The Lost Levels is the true successor to Super Mario Bros. in Japan, finding its way to western shores under a different name to mask Nintendo's dirty little secret. Those with confidence in their gaming ability will lap up the challenge on offer here; The Lost Levels is easily the most hardcore offering on the disc, with some of the most dastardly displays of level design you're likely to see in a platform game.
Super Mario Bros. 3 is still the highlight, for me at least. The introduction of an overworld gave the game a much more impressive sense of scale than its predecessors, with new power-ups such as the Super Leaf and Tanooki Suit allowing Mario to take to the skies for the first time. It's a more diverse experience, too, with eight distinct worlds and memorable boss battles against the evil-yet-endearing Koopalings. It's pretty darn hard, too, but not in that overly frustrating way of The Lost Levels.

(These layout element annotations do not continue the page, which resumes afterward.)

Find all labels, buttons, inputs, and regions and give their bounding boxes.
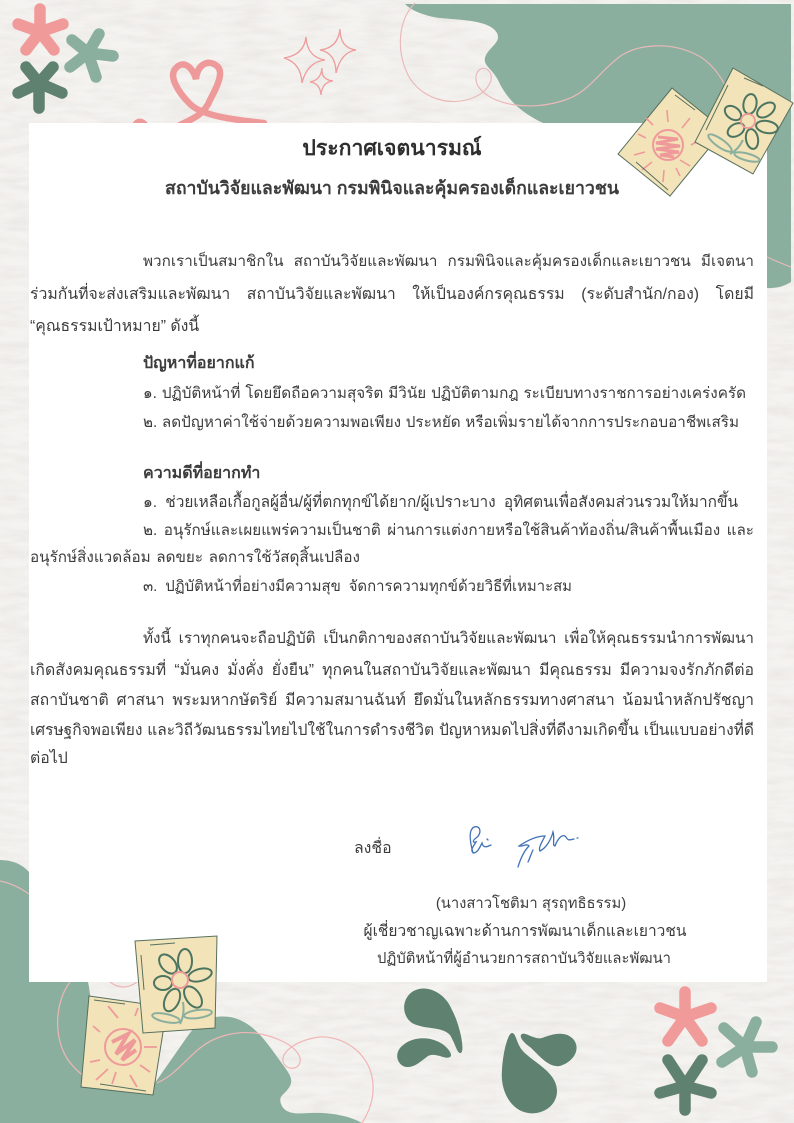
pink arc under panel <box>110 982 137 987</box>
good deeds to do: ๓. ปฏิบัติหน้าที่อย่างมีความสุข จัดการความทุกข์ด้วยวิธีที่เหมาะสม <box>143 579 572 595</box>
left pink line <box>0 881 29 894</box>
bottom left green blob <box>0 860 362 1123</box>
closing paragraph: สถาบันชาติ ศาสนา พระมหากษัตริย์ มีความสมานฉันท์ ยึดมั่นในหลักธรรมทางศาสนา น้อมนำหลักปรัชญา <box>30 692 754 709</box>
problems to solve: ปัญหาที่อยากแก้ <box>143 355 255 372</box>
problems to solve: ๑. ปฏิบัติหน้าที่ โดยยึดถือความสุจริต มีวินัย ปฏิบัติตามกฎ ระเบียบทางราชการอย่างเคร่งครัด <box>143 385 746 402</box>
problems to solve: ๒. ลดปัญหาค่าใช้จ่ายด้วยความพอเพียง ประหยัด หรือเพิ่มรายได้จากการประกอบอาชีพเสริม <box>143 414 739 431</box>
closing paragraph: เกิดสังคมคุณธรรมที่ “มั่นคง มั่งคั่ง ยั่งยืน” ทุกคนในสถาบันวิจัยและพัฒนา มีคุณธรรม มีความจงรักภักดีต่อ <box>30 662 754 679</box>
intro paragraph: พวกเราเป็นสมาชิกใน สถาบันวิจัยและพัฒนา กรมพินิจและคุ้มครองเด็กและเยาวชน มีเจตนา <box>143 253 754 270</box>
closing paragraph: ต่อไป <box>30 750 68 767</box>
sticky note: sun top <box>618 88 724 196</box>
asterisks bottom right <box>660 992 772 1110</box>
intro paragraph: “คุณธรรมเป้าหมาย” ดังนี้ <box>30 318 199 335</box>
good deeds to do: ๑. ช่วยเหลือเกื้อกูลผู้อื่น/ผู้ที่ตกทุกข์ได้ยาก/ผู้เปราะบาง อุทิศตนเพื่อสังคมส่วนรวมให้มากขึ้น <box>143 494 738 511</box>
closing paragraph: ทั้งนี้ เราทุกคนจะถือปฏิบัติ เป็นกติกาของสถาบันวิจัยและพัฒนา เพื่อให้คุณธรรมนำการพัฒนา <box>143 630 754 647</box>
good deeds to do: อนุรักษ์สิ่งแวดล้อม ลดขยะ ลดการใช้วัสดุสิ้นเปลือง <box>30 549 360 566</box>
top right green blob <box>405 4 791 288</box>
problems to solve <box>143 351 746 431</box>
signatory name: (นางสาวโชติมา สุรฤทธิธรรม) <box>436 896 626 912</box>
sticky note: flower bottom <box>135 936 217 1033</box>
sticky note: flower top <box>695 68 793 174</box>
good deeds to do: ๒. อนุรักษ์และเผยแพร่ความเป็นชาติ ผ่านการแต่งกายหรือใช้สินค้าท้องถิ่น/สินค้าพื้นเมือง และ <box>143 522 754 539</box>
subtitle: สถาบันวิจัยและพัฒนา กรมพินิจและคุ้มครองเด็กและเยาวชน <box>165 178 619 198</box>
signature label: ลงชื่อ <box>354 840 392 857</box>
signatory title: ผู้เชี่ยวชาญเฉพาะด้านการพัฒนาเด็กและเยาวชน <box>364 923 686 940</box>
green drops <box>397 988 577 1113</box>
sparkles <box>284 29 356 95</box>
intro paragraph: ร่วมกันที่จะส่งเสริมและพัฒนา สถาบันวิจัยและพัฒนา ให้เป็นองค์กรคุณธรรม (ระดับสำนัก/กอง) โดยมี <box>30 286 754 303</box>
title: ประกาศเจตนารมณ์ <box>302 137 482 160</box>
signatory acting position: ปฏิบัติหน้าที่ผู้อำนวยการสถาบันวิจัยและพัฒนา <box>377 951 671 967</box>
signature <box>470 827 578 867</box>
sticky note: sun bottom <box>81 996 167 1095</box>
right pink line <box>767 257 791 267</box>
intro paragraph <box>30 252 754 336</box>
closing paragraph <box>30 627 754 767</box>
good deeds to do <box>30 461 754 595</box>
bottom pink ribbon line <box>58 982 373 1123</box>
white letter panel <box>29 123 767 982</box>
top pink ribbon line <box>400 3 725 106</box>
heart ribbon <box>135 63 264 126</box>
closing paragraph: เศรษฐกิจพอเพียง และวิถีวัฒนธรรมไทยไปใช้ในการดำรงชีวิต ปัญหาหมดไปสิ่งที่ดีงามเกิดขึ้น เป็นแบบอย่างที่ดี <box>30 722 754 739</box>
asterisks top left <box>18 9 113 108</box>
good deeds to do: ความดีที่อยากทำ <box>143 465 260 482</box>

As this is Mario's 25 year anniversary in the plumbing and rescuing princesses trade, Nintendo has been kind enough to pop the game in a rather nice red box (although I expect many would have preferred a steel tin), complete with audio CD and history of Mario booklet. The CD features 20 tracks spanning the entire breadth of the series, from the original Super Mario Bros. to Mario Galaxy 2. A hefty nine of those tracks are just 3 or 4 second long sound effects, though, which feels like a bit of a con in my mind. The history book feels a little half-arsed, too; a slightly higher quality version of an instruction manual. Across its thirty pages are details on each game in the series, with concept drawings, character designs and notation from Shigeru Miyamoto himself. It's pleasant enough to flick through, but could have been padded out better with more artwork and insight from the developers. It would have been much nicer in hardback, too.

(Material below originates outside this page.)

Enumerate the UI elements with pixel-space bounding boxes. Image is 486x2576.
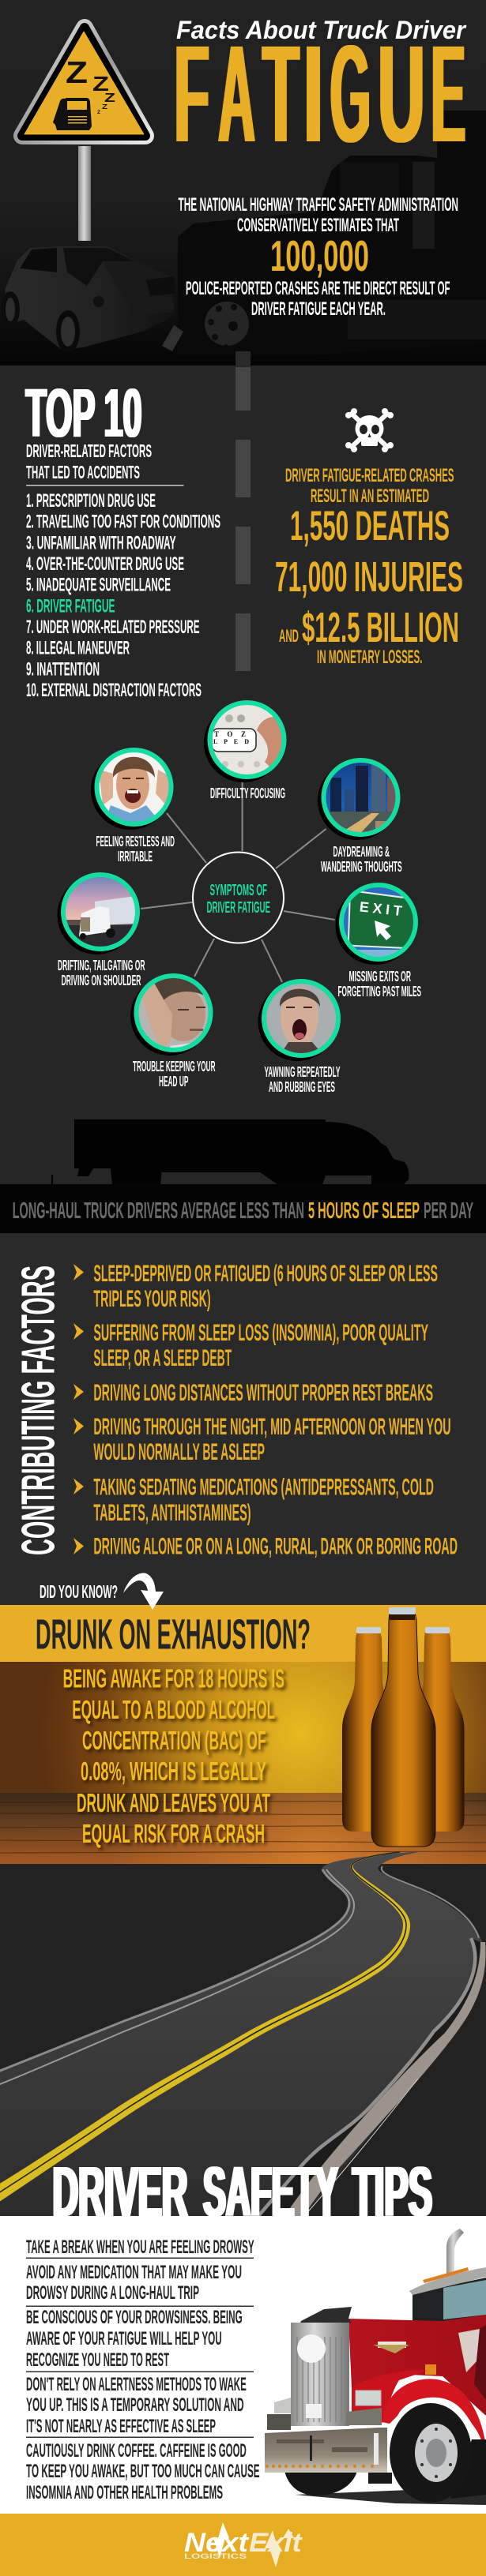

Despite these lingering wishes, Super Mario All-Stars is still a tidy little package. The games themselves are the real stars here, only really let down by lack of 60hz support. It's doubtful that the compilation will ever find its way onto the Virtual Console in this form, so now's the perfect opportunity to see what all the fuss was about if you missed out on the original All-Stars back in the day. It might be a tad overpriced at £24.99 for a ROM dump of four SNES games, but Nintendo's ever-loyal fans won't find it hard to justify dropping the cash regardless.